In 2011, the city of Bonn obtained for the second time the European Energy Award (EEA) in gold for its outstanding success in saving energy as well as its efforts and projects in climate mitigation. As of 2010 Bonn had already reduced by 14% its CO2 emissions compared to 1990 levels.
“Local governments have a crucial role in counteracting the effects of climate change” said Jürgen Nimptsch, Lord Mayor of Bonn. “Through the concerted efforts of citizens, businesses and the city administration, we can meet our goals”
The city aims to reduce its CO2 emissions until 2020 by 40% and by 2050 by 90-95% in comparison to 1990, also committing to halve emissions per capita before 2030. The long-term goal is to reduce greenhouse gas emissions to a sustainable level of 2.5 tonnes per capita. If the medium and long-term energy saving plans will be implemented, Bonn will spare the atmosphere 286,000 tonnes of CO2 per year.
In order to reach these ambitious goals, the city of Bonn is counting on sustainable transport as an effective and rapid measure to cut greenhouse gas emissions while improving the life of its citizens.

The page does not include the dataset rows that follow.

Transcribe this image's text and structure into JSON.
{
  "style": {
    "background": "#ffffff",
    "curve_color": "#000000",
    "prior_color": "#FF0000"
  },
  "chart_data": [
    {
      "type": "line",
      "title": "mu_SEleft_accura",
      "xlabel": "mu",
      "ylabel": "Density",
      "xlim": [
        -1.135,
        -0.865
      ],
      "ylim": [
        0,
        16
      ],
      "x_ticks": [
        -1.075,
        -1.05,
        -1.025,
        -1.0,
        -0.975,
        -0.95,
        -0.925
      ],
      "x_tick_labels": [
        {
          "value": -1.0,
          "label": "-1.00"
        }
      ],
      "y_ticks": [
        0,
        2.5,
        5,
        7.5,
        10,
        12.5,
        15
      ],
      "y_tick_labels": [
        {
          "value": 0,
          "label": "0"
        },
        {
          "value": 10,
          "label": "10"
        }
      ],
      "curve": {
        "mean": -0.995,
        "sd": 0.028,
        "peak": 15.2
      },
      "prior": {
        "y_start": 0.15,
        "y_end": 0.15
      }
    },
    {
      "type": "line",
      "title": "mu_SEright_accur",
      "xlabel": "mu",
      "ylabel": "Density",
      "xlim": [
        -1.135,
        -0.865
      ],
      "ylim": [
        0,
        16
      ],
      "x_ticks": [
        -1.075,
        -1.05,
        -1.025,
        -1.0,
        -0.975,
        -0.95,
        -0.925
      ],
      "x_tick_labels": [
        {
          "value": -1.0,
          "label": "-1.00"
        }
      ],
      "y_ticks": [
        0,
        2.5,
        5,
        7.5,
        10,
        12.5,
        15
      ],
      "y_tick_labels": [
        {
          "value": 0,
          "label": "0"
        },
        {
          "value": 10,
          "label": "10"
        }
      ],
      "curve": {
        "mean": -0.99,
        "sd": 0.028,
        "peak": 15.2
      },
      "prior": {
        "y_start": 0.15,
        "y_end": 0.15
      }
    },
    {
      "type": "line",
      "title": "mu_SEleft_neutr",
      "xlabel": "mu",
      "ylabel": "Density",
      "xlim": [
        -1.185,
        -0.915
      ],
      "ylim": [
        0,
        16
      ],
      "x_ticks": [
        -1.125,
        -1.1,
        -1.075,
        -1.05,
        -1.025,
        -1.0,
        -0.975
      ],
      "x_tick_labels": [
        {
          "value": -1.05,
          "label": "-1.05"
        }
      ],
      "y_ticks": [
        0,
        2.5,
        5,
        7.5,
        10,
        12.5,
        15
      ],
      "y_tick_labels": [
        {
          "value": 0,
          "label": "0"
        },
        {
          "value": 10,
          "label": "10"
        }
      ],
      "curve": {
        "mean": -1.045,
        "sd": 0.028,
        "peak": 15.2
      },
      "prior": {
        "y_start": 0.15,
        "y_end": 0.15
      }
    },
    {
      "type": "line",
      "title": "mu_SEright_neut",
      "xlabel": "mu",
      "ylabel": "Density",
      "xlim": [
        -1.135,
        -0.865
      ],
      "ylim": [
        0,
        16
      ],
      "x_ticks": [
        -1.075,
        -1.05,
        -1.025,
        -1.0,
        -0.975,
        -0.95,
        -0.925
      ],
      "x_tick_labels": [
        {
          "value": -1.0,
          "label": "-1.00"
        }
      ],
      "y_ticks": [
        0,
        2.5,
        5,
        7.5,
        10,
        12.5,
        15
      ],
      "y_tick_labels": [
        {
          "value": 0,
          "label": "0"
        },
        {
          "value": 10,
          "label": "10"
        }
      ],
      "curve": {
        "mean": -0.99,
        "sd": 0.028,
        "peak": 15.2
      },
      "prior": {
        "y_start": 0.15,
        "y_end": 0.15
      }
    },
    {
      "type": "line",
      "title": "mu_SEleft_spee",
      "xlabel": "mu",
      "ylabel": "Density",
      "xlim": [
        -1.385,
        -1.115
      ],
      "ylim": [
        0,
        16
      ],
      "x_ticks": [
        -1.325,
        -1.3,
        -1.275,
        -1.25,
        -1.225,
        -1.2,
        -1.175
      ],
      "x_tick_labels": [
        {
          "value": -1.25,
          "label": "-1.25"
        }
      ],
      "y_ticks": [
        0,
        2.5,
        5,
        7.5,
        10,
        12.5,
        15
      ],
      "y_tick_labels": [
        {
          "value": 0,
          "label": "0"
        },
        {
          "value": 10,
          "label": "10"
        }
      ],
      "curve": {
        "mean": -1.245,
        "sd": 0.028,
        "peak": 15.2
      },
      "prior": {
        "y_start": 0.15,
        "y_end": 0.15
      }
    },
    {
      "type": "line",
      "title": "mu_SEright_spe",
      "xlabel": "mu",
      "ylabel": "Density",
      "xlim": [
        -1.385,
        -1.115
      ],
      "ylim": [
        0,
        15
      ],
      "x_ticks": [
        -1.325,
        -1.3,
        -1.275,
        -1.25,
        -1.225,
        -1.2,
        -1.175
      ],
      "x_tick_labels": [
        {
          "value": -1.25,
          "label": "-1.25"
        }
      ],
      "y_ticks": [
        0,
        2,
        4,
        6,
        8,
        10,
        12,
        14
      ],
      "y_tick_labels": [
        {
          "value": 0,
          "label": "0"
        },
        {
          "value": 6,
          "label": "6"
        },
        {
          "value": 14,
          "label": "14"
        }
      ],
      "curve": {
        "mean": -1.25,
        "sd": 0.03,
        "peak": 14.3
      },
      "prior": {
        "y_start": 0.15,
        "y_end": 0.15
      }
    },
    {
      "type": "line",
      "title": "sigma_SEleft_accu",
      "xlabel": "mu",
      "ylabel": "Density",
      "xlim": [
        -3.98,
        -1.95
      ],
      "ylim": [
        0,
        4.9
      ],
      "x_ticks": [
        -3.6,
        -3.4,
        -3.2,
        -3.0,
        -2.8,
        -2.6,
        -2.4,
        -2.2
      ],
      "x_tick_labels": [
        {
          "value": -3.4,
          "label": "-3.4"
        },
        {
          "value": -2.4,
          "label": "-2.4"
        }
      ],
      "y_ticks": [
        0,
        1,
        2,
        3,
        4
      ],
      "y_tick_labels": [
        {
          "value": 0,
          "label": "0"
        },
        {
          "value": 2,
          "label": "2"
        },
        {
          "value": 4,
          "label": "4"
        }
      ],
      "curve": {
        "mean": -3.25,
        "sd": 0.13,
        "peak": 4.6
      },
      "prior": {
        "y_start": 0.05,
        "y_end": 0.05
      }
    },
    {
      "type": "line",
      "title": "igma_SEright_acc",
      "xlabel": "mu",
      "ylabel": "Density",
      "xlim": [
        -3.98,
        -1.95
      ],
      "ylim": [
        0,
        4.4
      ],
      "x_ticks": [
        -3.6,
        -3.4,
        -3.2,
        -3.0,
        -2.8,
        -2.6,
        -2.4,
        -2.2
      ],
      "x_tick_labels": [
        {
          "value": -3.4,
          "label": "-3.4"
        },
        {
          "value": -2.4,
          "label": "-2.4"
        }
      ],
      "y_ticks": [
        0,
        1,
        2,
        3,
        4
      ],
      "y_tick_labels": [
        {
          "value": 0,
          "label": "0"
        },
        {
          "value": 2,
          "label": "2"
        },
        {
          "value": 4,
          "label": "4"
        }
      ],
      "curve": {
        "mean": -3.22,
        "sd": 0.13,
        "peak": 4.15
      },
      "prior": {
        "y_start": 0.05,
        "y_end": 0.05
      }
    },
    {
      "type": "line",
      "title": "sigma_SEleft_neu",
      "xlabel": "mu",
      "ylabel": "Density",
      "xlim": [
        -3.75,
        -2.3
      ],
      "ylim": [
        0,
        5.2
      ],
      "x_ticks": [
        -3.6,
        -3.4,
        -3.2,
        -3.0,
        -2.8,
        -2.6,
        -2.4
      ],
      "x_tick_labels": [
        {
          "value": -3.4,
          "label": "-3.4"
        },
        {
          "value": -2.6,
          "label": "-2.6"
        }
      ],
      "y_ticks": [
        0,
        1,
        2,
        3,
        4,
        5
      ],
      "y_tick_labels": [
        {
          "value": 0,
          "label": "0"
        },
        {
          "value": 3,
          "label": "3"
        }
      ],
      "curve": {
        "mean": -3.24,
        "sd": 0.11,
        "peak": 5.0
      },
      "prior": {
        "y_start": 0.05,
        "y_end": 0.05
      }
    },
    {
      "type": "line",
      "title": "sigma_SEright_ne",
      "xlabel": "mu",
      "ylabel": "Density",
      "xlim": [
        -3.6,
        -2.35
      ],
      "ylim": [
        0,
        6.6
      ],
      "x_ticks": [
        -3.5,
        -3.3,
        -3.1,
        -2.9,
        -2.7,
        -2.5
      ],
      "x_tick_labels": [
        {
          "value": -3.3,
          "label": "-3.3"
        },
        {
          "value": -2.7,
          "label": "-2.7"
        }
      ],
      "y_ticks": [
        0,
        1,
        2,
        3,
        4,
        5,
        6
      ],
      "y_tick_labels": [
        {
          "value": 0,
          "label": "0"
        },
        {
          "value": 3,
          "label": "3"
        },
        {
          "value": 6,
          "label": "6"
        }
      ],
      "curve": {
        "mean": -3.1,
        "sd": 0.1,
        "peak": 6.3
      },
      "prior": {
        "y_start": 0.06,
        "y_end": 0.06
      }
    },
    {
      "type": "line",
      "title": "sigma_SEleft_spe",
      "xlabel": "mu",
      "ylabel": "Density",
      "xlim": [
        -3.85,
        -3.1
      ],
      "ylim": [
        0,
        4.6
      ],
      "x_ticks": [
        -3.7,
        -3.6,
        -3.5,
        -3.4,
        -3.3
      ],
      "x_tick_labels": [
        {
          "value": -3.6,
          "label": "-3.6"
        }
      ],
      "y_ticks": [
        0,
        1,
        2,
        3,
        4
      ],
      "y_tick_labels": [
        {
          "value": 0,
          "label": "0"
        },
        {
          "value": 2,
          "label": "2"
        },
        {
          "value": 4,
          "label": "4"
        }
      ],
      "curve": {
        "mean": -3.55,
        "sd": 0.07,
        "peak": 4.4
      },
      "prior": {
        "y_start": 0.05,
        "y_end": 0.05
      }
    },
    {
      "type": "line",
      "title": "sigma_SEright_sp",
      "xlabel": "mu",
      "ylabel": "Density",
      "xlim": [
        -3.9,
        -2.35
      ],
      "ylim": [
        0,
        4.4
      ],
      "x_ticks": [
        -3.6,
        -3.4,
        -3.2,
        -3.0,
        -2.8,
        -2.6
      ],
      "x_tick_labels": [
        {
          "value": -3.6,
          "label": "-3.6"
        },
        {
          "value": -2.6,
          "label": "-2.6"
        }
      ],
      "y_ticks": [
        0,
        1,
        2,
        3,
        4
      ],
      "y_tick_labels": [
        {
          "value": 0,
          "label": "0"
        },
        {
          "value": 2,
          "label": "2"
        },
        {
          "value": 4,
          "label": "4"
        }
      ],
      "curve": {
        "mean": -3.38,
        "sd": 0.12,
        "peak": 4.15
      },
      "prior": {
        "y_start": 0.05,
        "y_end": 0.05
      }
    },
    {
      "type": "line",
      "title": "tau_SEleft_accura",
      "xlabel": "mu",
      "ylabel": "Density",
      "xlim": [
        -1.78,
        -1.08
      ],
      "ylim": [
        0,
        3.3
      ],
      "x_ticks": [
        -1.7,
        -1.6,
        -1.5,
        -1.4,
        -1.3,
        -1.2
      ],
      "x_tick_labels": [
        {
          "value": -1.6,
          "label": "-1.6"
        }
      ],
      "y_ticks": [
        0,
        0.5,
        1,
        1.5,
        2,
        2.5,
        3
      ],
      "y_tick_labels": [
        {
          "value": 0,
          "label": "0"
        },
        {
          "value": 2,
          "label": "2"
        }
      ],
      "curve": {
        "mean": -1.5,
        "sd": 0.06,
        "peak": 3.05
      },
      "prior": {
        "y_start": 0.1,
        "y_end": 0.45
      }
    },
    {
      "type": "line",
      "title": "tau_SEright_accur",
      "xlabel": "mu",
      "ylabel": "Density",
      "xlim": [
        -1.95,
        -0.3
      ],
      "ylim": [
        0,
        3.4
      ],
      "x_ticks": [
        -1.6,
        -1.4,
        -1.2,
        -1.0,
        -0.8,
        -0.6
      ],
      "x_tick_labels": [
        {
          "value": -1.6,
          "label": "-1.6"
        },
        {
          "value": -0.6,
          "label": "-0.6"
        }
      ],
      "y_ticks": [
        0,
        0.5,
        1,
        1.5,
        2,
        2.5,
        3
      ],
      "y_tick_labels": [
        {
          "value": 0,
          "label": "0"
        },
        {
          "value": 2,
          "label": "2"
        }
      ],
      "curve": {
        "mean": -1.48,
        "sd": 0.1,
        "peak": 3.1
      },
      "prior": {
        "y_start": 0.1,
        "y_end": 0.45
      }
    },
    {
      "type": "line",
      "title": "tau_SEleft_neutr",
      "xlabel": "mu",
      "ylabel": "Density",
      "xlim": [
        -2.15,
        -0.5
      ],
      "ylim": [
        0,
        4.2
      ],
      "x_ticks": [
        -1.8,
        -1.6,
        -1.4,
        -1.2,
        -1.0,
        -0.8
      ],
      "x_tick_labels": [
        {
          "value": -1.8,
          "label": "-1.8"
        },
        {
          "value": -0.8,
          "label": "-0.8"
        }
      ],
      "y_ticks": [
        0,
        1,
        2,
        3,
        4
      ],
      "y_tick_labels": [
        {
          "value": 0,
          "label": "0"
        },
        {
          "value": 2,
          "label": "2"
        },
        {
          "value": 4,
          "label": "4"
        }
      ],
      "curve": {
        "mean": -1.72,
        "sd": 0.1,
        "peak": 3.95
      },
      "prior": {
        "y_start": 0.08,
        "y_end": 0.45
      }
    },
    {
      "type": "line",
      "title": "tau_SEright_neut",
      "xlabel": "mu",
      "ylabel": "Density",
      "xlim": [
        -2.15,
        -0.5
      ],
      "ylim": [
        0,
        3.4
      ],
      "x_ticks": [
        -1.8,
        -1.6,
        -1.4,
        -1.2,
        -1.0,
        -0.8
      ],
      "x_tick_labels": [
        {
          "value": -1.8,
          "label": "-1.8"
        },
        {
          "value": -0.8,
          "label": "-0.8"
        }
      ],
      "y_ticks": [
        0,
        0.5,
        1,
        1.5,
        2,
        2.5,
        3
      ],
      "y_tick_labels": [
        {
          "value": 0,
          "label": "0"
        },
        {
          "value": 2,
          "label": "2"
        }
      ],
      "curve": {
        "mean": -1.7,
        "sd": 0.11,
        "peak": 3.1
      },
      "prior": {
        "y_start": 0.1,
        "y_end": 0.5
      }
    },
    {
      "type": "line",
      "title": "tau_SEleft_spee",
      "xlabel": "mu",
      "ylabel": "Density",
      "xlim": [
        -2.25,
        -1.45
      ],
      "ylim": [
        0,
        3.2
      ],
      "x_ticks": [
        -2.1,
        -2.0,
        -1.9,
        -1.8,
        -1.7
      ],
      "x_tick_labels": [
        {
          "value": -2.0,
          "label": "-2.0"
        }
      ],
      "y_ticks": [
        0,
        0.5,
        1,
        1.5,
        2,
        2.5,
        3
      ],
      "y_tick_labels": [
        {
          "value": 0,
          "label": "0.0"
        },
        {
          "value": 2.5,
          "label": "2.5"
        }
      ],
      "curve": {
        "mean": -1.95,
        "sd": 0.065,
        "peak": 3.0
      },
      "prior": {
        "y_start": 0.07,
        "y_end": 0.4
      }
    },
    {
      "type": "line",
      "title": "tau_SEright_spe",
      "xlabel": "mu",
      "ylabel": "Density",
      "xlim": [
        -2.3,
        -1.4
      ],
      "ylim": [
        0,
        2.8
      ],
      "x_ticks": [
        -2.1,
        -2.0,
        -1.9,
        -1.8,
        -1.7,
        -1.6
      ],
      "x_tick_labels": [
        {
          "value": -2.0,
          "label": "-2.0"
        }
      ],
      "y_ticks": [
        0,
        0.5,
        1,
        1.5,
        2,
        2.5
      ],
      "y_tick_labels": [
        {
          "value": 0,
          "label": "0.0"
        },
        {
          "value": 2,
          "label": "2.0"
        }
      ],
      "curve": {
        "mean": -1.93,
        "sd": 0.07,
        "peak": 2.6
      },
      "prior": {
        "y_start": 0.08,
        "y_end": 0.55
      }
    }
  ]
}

Companies in the hospitality and tourism industry are already offering deals for cyclists to take advantage of the booming cycle tourism phenomenon and bikes are at the core of the city’s transport plans. A bike-friendly city, Bonn has set very ambitious targets to go further down the road of sustainability. Plans are to double bike share in city traffic by 2020, reaching 25%, while ensuring that ever less cyclists get hurt by halving the number of cyclists seriously injured or killed in road accidents and bringing blackspots (particularly dangerous spots in the city for the number of accidents occurring) down to zero.
The “2020 Bike Paths Capital” project will take a number of actions to expand and improve the existing bike paths, improving safety for cyclists and reinforcing the network of bike paths. Parking for bicycles will also be expanded and bike paths will be linked to public transport to allow citizens to easily create sustainable itineraries within the city.